On Seeing Krishna part 2--Seeing Through the Ears!
Another way to answer the question posed in my last blog, “On Seeing Krishna?” is that we aren’t trying to see Krishna, but to serve Krishna. At present, we don’t have the spiritual eyes, or qualification to really see him. Even if Krishna were right before us, we could very well miss him, or misunderstand him, as did some envious persons when Krishna was on this planet five thousand years ago. Prabhupada often taught us that we will hear Krishna before we see him. Generally we “see” Krishna through serving him as well as his devotees. Pure devotees carry Krishna within their heart, constantly hearing and chanting about him, and share their realizations to those who want to hear. Therefore, we first hear or see Krishna through the example and teachings of such great souls. Through their chanting of the holy name, we are inspired to also chant, and we practice seeing through hearing our personal japa (soft repetition of the mantra on beads), and through singing with others in kirtana.
Shrila Bhaktisiddhanta Sarasvaiti Thakur advised us that we shouldn’t try to see God, but to act in such a way that he will want to see us! In Hare Krishna Temples throughout the world, there are Deities (murtis, or consecrated statues) where we can see and serve Krishna in a special form meant to favor us. The Deity of Krishna and his devotees or energies (Radha-Krishhna, Gaura-Nitai, Prahlad Nrsimhadeva, etc.) appear made of material elements—which we can see—yet these authorized forms are a way even neophytes can perceive, remember, and meditate on Krishna, and engage in devotional service. Though we aren’t eligible to see his spiritual form, we are still given great mercy. Such forms of God are authorized manifestations of the Supreme Lord described in the Vedic scriptures, and thus are very different from made-up idols worshiped by the ill-informed. Even with such sanctioned forms, they can also be idols if we don’t have love for them, and see them in the right spiritual mood. Feeling gives everything life, and feeling is what bhakti is made of.

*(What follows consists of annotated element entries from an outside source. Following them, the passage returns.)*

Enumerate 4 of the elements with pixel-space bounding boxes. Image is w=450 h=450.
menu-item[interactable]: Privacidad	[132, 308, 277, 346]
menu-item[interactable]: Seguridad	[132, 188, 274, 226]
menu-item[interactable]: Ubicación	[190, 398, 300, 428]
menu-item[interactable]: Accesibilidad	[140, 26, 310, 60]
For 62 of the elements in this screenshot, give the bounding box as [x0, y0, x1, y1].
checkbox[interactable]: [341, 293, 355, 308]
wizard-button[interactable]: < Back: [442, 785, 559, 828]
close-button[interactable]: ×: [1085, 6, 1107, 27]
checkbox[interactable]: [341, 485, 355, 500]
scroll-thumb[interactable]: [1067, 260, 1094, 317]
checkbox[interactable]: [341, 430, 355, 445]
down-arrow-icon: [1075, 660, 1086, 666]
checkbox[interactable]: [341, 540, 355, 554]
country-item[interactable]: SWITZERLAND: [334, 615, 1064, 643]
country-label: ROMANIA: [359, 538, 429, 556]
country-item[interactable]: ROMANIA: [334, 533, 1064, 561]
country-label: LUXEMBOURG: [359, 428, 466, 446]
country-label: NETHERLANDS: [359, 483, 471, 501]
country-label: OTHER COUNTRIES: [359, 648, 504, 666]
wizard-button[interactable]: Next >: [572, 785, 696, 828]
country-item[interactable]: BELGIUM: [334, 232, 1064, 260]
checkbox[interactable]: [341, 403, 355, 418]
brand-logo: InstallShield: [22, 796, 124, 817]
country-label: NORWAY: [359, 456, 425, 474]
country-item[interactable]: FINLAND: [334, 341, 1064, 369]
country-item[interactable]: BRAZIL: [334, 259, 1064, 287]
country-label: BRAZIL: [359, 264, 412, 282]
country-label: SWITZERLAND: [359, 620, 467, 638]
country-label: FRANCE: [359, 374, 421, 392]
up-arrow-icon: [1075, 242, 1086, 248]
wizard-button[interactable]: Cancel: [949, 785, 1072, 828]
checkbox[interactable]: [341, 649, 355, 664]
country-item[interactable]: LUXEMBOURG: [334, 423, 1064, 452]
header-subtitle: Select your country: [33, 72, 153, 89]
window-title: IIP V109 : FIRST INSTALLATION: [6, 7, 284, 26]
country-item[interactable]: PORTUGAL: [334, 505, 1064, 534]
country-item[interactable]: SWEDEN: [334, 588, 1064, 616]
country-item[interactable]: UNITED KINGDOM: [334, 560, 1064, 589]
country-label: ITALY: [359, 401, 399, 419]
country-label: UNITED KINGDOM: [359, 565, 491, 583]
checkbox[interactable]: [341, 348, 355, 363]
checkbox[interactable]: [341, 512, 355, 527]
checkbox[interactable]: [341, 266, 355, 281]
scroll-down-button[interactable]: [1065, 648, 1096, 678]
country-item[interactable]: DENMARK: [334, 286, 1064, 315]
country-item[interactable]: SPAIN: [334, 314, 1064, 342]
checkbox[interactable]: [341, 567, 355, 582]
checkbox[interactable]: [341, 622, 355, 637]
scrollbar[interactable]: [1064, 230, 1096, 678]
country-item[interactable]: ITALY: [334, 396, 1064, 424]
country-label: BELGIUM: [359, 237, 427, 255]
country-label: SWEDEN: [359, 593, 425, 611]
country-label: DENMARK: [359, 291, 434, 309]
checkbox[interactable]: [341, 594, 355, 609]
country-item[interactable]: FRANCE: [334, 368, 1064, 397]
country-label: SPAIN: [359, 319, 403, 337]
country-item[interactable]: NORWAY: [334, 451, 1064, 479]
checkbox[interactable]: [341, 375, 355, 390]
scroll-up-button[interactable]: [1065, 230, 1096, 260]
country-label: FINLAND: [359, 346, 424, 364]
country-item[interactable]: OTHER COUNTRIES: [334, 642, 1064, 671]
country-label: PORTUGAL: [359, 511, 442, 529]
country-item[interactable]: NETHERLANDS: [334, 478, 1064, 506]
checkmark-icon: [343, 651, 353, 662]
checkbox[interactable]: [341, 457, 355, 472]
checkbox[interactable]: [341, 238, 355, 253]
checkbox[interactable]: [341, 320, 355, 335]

This means, we have to study Krishna conscious philosophy and have faith in Krishna and bhakti, and at least some realization regarding Krishna’s omnipotent and inconceivable power, and thus his ability to appear in a Deity form. This gives us the preliminary qualification to properly perform such worship. With a good theoretic understanding, advanced devotee association, and practical experience, we will have the proper mood. In that way we are seeing through the eyes of scripture and our faith in what they teach. Attitude is everything, and Krishna reciprocates according to our faith and conviction (Bhagavad Gita 4.11). If we have the proper attitude the Deities will reciprocate with our sincere desire to please them. Along with our devotional attitude, our sincerity of purpose is all important.
I lived in Krishna Temples for the first fourteen years I was a devotee, and my main service was pujari service (working on the altar in the worship of various Deities), and cooking for them. Yes, God eats (he isn’t materially hungry, but is spiritually hungry for our love). When we prepare vegetarian foods with devotion, and offer them to the Deities with love, the result is the food becomes transformed into prasadam, or spiritually sanctified food. (Something similar to holy communion in Catholicism.) When take, or honor, such pure spiritual food, we are associating in another way with Krishna, who has become the food. So eating such holy prasadam, we can “see” Krishna—by taste, but also experiencing how this isn’t ordinary food!
Although we may have an experience of any of the above manifestations of Krishna before we have heard anything about them, in general, every way we experience or “see” Krishna, begins by hearing. Our word limit for today is up, yet there is another important way we can see Krishna. We can see him through his material energy, and his prominent manifestations we read or hear about in the scriptures. I will have to save that discussion for part three. Hare Krishna!